Wiering Marco A, van Hasselt Hado
Department of Artificial Intelligence, University of Groningen, 9400 AK Groningen, The Netherlands.
IEEE Trans Syst Man Cybern B Cybern. 2008 Aug;38(4):930-6. doi: 10.1109/TSMCB.2008.920231.
This paper describes several ensemble methods that combine multiple different reinforcement learning (RL) algorithms in a single agent. The aim is to enhance learning speed and final performance by combining the chosen actions or action probabilities of different RL algorithms. We designed and implemented four different ensemble methods combining the following five different RL algorithms: Q-learning, Sarsa, actor-critic (AC), QV-learning, and AC learning automaton. The intuitively designed ensemble methods, namely, majority voting (MV), rank voting, Boltzmann multiplication (BM), and Boltzmann addition, combine the policies derived from the value functions of the different RL algorithms, in contrast to previous work where ensemble methods have been used in RL for representing and learning a single value function. We show experiments on five maze problems of varying complexity; the first problem is simple, but the other four maze tasks are of a dynamic or partially observable nature. The results indicate that the BM and MV ensembles significantly outperform the single RL algorithms.
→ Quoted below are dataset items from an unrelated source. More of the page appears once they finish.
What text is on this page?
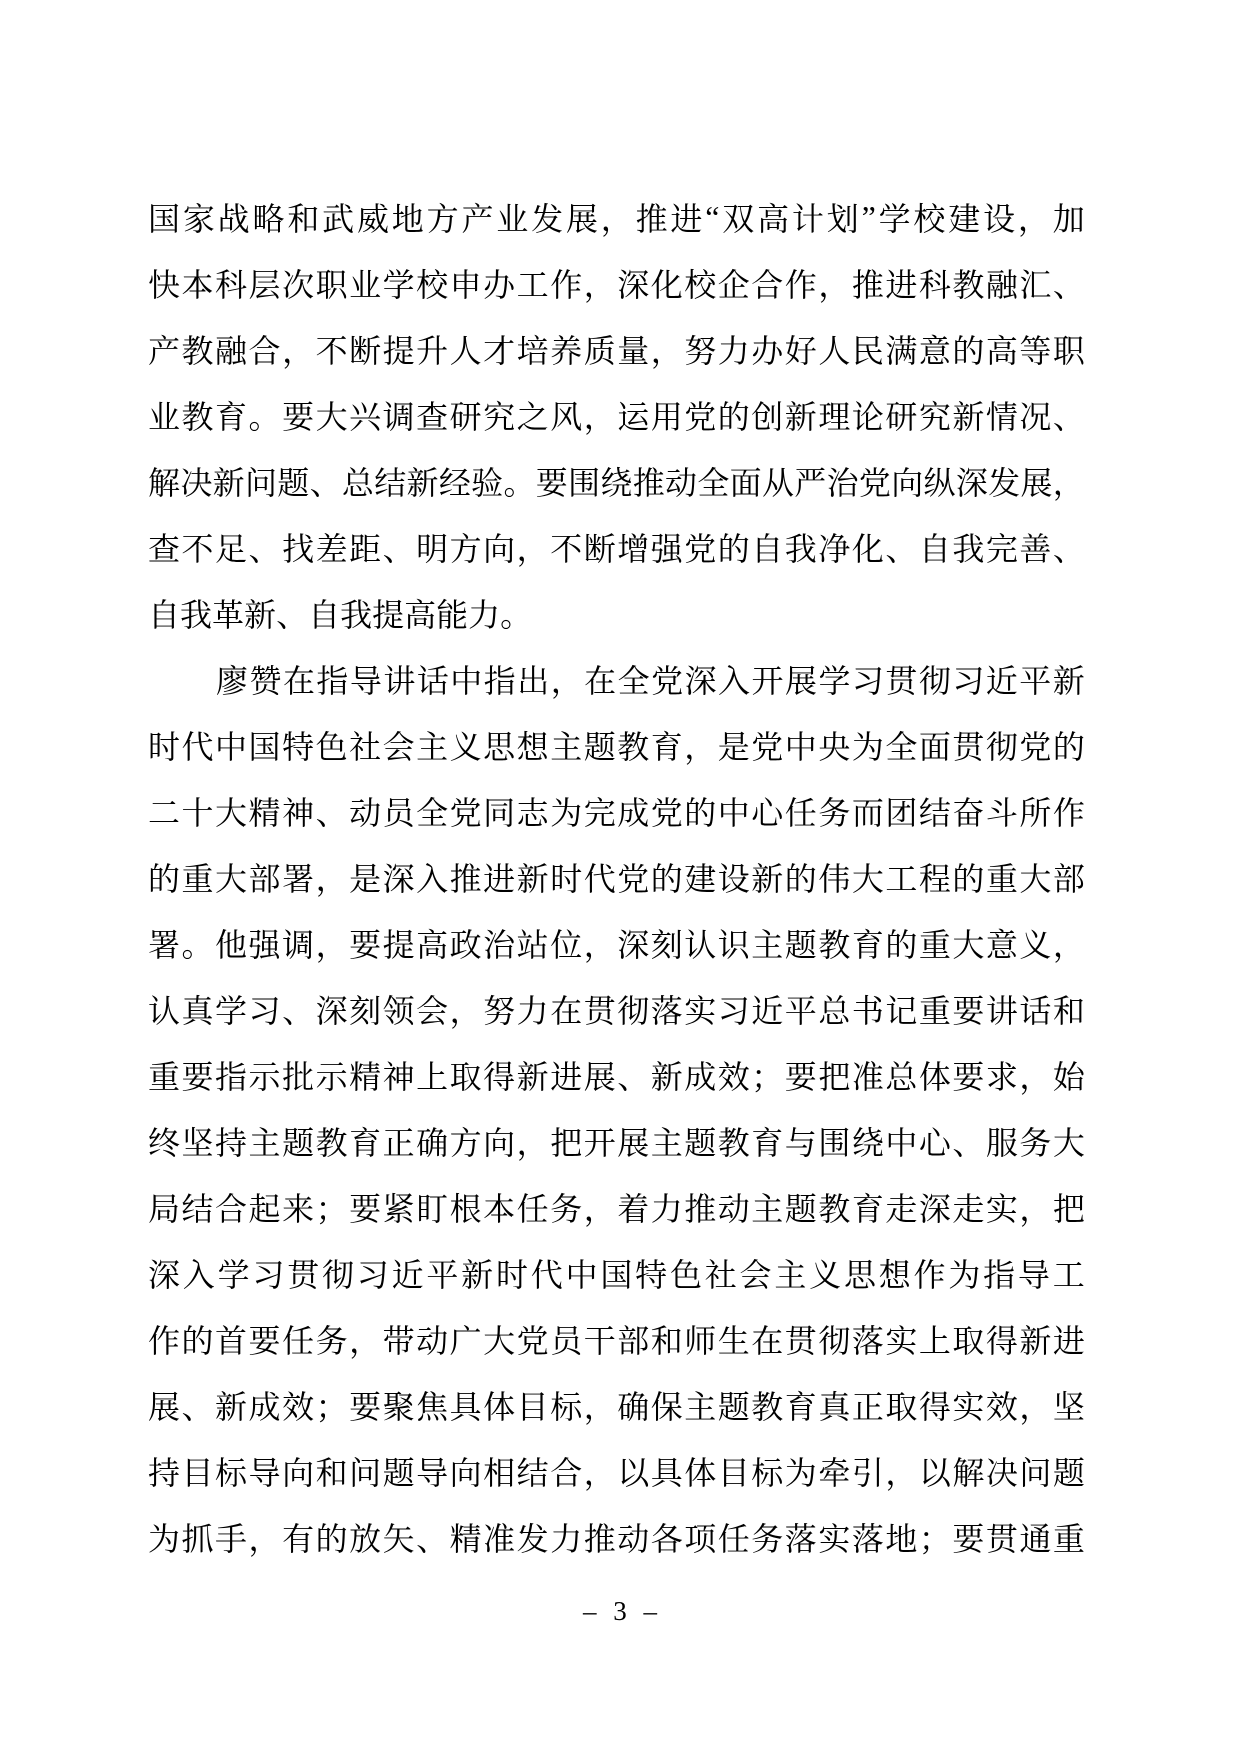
国 家 战 略 和 武 威 地 方 产 业 发 展 ， 推 进 “ 双 高 计 划 ” 学 校 建 设 ， 加
快 本 科 层 次 职 业 学 校 申 办 工 作 ， 深 化 校 企 合 作 ， 推 进 科 教 融 汇 、
产 教 融 合 ， 不 断 提 升 人 才 培 养 质 量 ， 努 力 办 好 人 民 满 意 的 高 等 职
业 教 育 。 要 大 兴 调 查 研 究 之 风 ， 运 用 党 的 创 新 理 论 研 究 新 情 况 、
解 决 新 问 题 、 总 结 新 经 验 。 要 围 绕 推 动 全 面 从 严 治 党 向 纵 深 发 展 ，
查 不 足 、 找 差 距 、 明 方 向 ， 不 断 增 强 党 的 自 我 净 化 、 自 我 完 善 、
自 我 革 新 、 自 我 提 高 能 力 。
廖 赞 在 指 导 讲 话 中 指 出 ， 在 全 党 深 入 开 展 学 习 贯 彻 习 近 平 新
时 代 中 国 特 色 社 会 主 义 思 想 主 题 教 育 ， 是 党 中 央 为 全 面 贯 彻 党 的
二 十 大 精 神 、 动 员 全 党 同 志 为 完 成 党 的 中 心 任 务 而 团 结 奋 斗 所 作
的 重 大 部 署 ， 是 深 入 推 进 新 时 代 党 的 建 设 新 的 伟 大 工 程 的 重 大 部
署 。 他 强 调 ， 要 提 高 政 治 站 位 ， 深 刻 认 识 主 题 教 育 的 重 大 意 义 ，
认 真 学 习 、 深 刻 领 会 ， 努 力 在 贯 彻 落 实 习 近 平 总 书 记 重 要 讲 话 和
重 要 指 示 批 示 精 神 上 取 得 新 进 展 、 新 成 效 ； 要 把 准 总 体 要 求 ， 始
终 坚 持 主 题 教 育 正 确 方 向 ， 把 开 展 主 题 教 育 与 围 绕 中 心 、 服 务 大
局 结 合 起 来 ； 要 紧 盯 根 本 任 务 ， 着 力 推 动 主 题 教 育 走 深 走 实 ， 把
深 入 学 习 贯 彻 习 近 平 新 时 代 中 国 特 色 社 会 主 义 思 想 作 为 指 导 工
作 的 首 要 任 务 ， 带 动 广 大 党 员 干 部 和 师 生 在 贯 彻 落 实 上 取 得 新 进
展 、 新 成 效 ； 要 聚 焦 具 体 目 标 ， 确 保 主 题 教 育 真 正 取 得 实 效 ， 坚
持 目 标 导 向 和 问 题 导 向 相 结 合 ， 以 具 体 目 标 为 牵 引 ， 以 解 决 问 题
为 抓 手 ， 有 的 放 矢 、 精 准 发 力 推 动 各 项 任 务 落 实 落 地 ； 要 贯 通 重
– 3 –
本文描述了几种在单个智能体中结合多种不同强化学习(RL)算法的集成方法。目的是通过结合不同RL算法的选定动作或动作概率来提高学习速度和最终性能。我们设计并实现了四种不同的集成方法,它们结合了以下五种不同的RL算法:Q学习、Sarsa、演员-评论家(AC)、QV学习和AC学习自动机。直观设计的集成方法,即多数投票(MV)、排名投票、玻尔兹曼乘法(BM)和玻尔兹曼加法,结合了从不同RL算法的值函数导出的策略,这与之前在RL中使用集成方法来表示和学习单个值函数的工作形成对比。我们展示了在五个不同复杂度的迷宫问题上的实验;第一个问题很简单,但其他四个迷宫任务具有动态或部分可观察的性质。结果表明,BM和MV集成方法明显优于单个RL算法。